The “Law & Order” franchise may steal from gory headlines, but by the end of most episodes, the carnage is neatly mopped up and the robotic detectives return to their pods in Westworld. As junk food goes, it’s beef jerky.
I’d like to report that “Shots Fired,” premiering Wednesday on Fox, is prime rib. It’s not, but the 10-part series comes close at times, thanks to a fierce performance from Sanaa Lathan and subtle directorial touches.
The story opens seconds after a deputy (Mack Wilds) in a sleepy North Carolina town kills a teenager during a routine traffic stop. The cop is black; the teen is white.
The circumstances trigger interest from the U.S. Department of Justice, represented by an ambitious young black prosecutor, Preston Terry (Stephan James), whose cockiness would get him canned anywhere other than a prime-time soap opera, and investigator Ashe Akino (Lathan). A female version of Mel Gibson’s “Lethal Weapon” character Martin Riggs, she’s riddled with guilt over a police shooting years ago. The friction/friendship between the mismatched partners is one of the best things “Shots” has going.

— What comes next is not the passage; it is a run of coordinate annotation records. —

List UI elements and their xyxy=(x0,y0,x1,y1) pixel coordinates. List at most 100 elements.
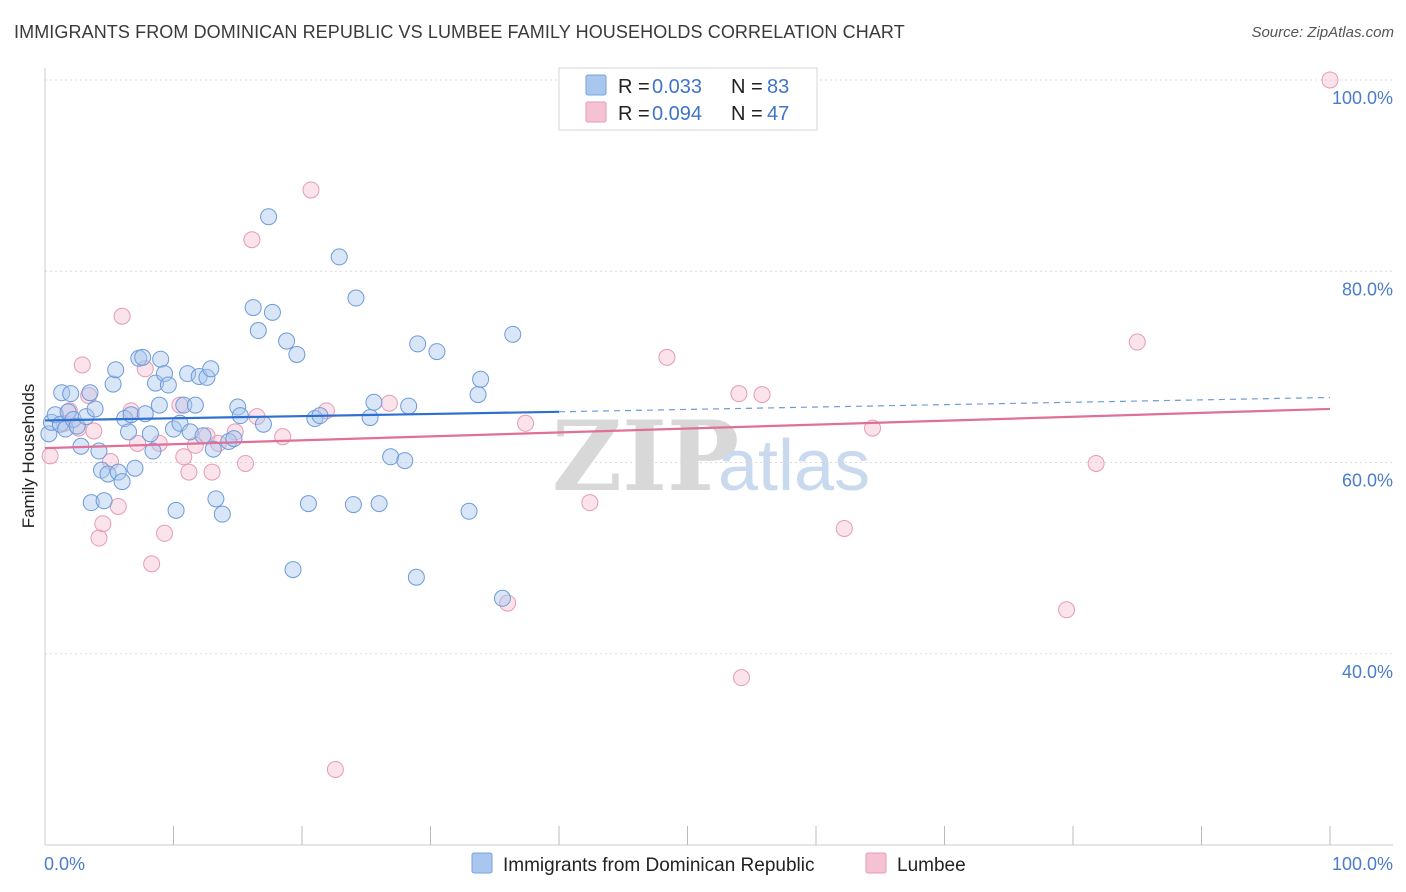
dominican-point xyxy=(194,427,212,445)
lumbee-point xyxy=(1087,454,1105,472)
dominican-point xyxy=(207,490,225,508)
lumbee-point xyxy=(113,307,131,325)
dominican-point xyxy=(400,397,418,415)
dominican-point xyxy=(167,501,185,519)
lumbee-point xyxy=(380,394,398,412)
y-tick-label: 60.0% xyxy=(1342,471,1393,491)
lumbee-point xyxy=(243,231,261,249)
dominican-point xyxy=(53,384,71,402)
lumbee-point xyxy=(236,454,254,472)
series-dominican-points xyxy=(40,208,522,607)
dominican-point xyxy=(365,393,383,411)
series-legend: Immigrants from Dominican Republic Lumbe… xyxy=(471,852,966,876)
lumbee-point xyxy=(753,386,771,404)
dominican-point xyxy=(472,370,490,388)
dominican-point xyxy=(62,385,80,403)
dominican-point xyxy=(428,343,446,361)
dominican-point xyxy=(120,423,138,441)
x-tick-label-min: 0.0% xyxy=(44,854,85,874)
watermark-zip: ZIP xyxy=(552,400,739,513)
dominican-point xyxy=(152,350,170,368)
dominican-point xyxy=(186,396,204,414)
dominican-point xyxy=(249,322,267,340)
dominican-point xyxy=(347,289,365,307)
bottom-legend-swatch-pink xyxy=(865,852,887,874)
dominican-point xyxy=(156,365,174,383)
x-tick-label-max: 100.0% xyxy=(1332,854,1393,874)
bottom-legend-label-lumbee: Lumbee xyxy=(897,855,966,876)
dominican-point xyxy=(225,430,243,448)
legend-n-value-1: 83 xyxy=(767,76,789,98)
chart-source: Source: ZipAtlas.com xyxy=(1251,24,1394,41)
lumbee-point xyxy=(73,356,91,374)
dominican-point xyxy=(213,505,231,523)
lumbee-point xyxy=(94,515,112,533)
dominican-point xyxy=(147,374,165,392)
lumbee-point xyxy=(499,594,517,612)
y-axis-label: Family Households xyxy=(19,384,38,529)
lumbee-point xyxy=(109,497,127,515)
lumbee-point xyxy=(143,555,161,573)
lumbee-point xyxy=(90,529,108,547)
lumbee-point xyxy=(1321,71,1339,89)
x-tick-labels: 0.0% 100.0% xyxy=(44,854,1393,874)
dominican-point xyxy=(144,442,162,460)
lumbee-point xyxy=(129,434,147,452)
dominican-point xyxy=(382,448,400,466)
lumbee-point xyxy=(60,402,78,420)
lumbee-point xyxy=(175,448,193,466)
lumbee-point xyxy=(835,519,853,537)
dominican-point xyxy=(165,420,182,438)
dominican-point xyxy=(198,368,216,386)
dominican-point xyxy=(134,348,152,366)
lumbee-point xyxy=(581,494,599,512)
dominican-point xyxy=(460,502,478,520)
trend-line-dominican-extension xyxy=(558,396,1331,413)
lumbee-point xyxy=(41,447,59,465)
legend-r-label-2: R = xyxy=(618,103,650,125)
lumbee-point xyxy=(517,414,535,432)
dominican-point xyxy=(278,332,296,350)
dominican-point xyxy=(370,495,388,513)
dominican-point xyxy=(288,345,306,363)
lumbee-point xyxy=(732,669,750,687)
dominican-point xyxy=(244,299,262,317)
lumbee-point xyxy=(156,524,174,542)
dominican-point xyxy=(493,589,511,607)
lumbee-point xyxy=(326,760,344,778)
y-tick-labels: 40.0% 60.0% 80.0% 100.0% xyxy=(1332,88,1393,682)
lumbee-point xyxy=(85,422,103,440)
dominican-point xyxy=(344,496,362,514)
legend-r-value-1: 0.033 xyxy=(652,76,702,98)
dominican-point xyxy=(254,415,272,433)
bottom-legend-swatch-blue xyxy=(471,852,493,874)
chart-title: IMMIGRANTS FROM DOMINICAN REPUBLIC VS LU… xyxy=(14,22,905,42)
dominican-point xyxy=(68,417,86,435)
series-lumbee-points xyxy=(41,71,1339,778)
trend-line-lumbee xyxy=(44,407,1331,450)
bottom-legend-label-dominican: Immigrants from Dominican Republic xyxy=(503,855,815,876)
lumbee-point xyxy=(274,428,292,446)
legend-r-value-2: 0.094 xyxy=(652,103,702,125)
dominican-point xyxy=(204,440,222,458)
dominican-point xyxy=(396,452,414,470)
y-tick-label: 40.0% xyxy=(1342,662,1393,682)
legend-swatch-pink xyxy=(585,101,607,123)
dominican-point xyxy=(263,303,281,321)
dominican-point xyxy=(122,406,140,424)
dominican-point xyxy=(99,465,117,483)
dominican-point xyxy=(260,208,278,226)
grid-lines xyxy=(45,79,1393,655)
dominican-point xyxy=(109,463,127,481)
dominican-point xyxy=(284,561,302,579)
lumbee-point xyxy=(171,396,189,414)
dominican-point xyxy=(202,360,220,378)
dominican-point xyxy=(82,494,100,512)
dominican-point xyxy=(469,386,487,404)
y-tick-label: 80.0% xyxy=(1342,279,1393,299)
dominican-point xyxy=(113,473,131,491)
lumbee-point xyxy=(302,181,320,199)
legend-swatch-blue xyxy=(585,74,607,96)
lumbee-point xyxy=(658,348,676,366)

Creators Gina Prince-Bythewood and Reggie Rock Bythewood hope to spark a conversation about race relations and police corruption in modern-day America, but fall short. The case, which somewhat inexplicably incorporates the underreported death of a black teenager, is a bit of a yawner — the real-life twists and turns in the death of Michael Brown in Ferguson, Mo., are far more compelling. And the No. 1 suspect in the black teen’s death, a rich businessman who wants to build a mega-jail, is nothing more than a country-fried caricature. He’s played by Richard Dreyfuss, who seems to have picked up his accent from binge-watching “Designing Women.”
In terms of generating debate at the dinner table, the Bythewoods can’t hold a candle to the third season of ABC’s “American Crime,” also set in North Carolina.
“Shots” works best when it steps off the soap box and takes a street-level perspective. In one of the most moving moments of the first six episodes, the grieving mothers of the two slain children are chauffeured separately to a talk-show appearance, the radio blaring news reports in each vehicle. The white mother orders the limo driver to turn it off. The black mother clearly wants to do the same, but stops herself — she’s been conditioned not to make such requests. It’s a quiet but effective statement on privilege.
In another scene, oily Sheriff Platt (Will Patton) teaches Terry a lesson by pulling over a white family on the highway and ordering the prosecutor to frisk the suspects. Nothing shocking happens, but the scene is more tense than a four-car chase.
And then there’s Lathan. The actress seemed poised for stardom after a breakout role in 2000’s “Love & Basketball,” created by Prince-Bythewood, but never got another opportunity to showcase her depth and talent. This is finally it. Her Akino is a hard-drinking, seductive, volatile mother who lets her daughter’s nanny know she doesn’t appreciate her enforcing bedtime by hurling a vase near her head. She’s also vulnerable, especially when threatened with separation from her child.
It’s the kind of performance that makes you wish “Shots” was firing on all cylinders. The fact that it’s only occasionally on target will have to suffice.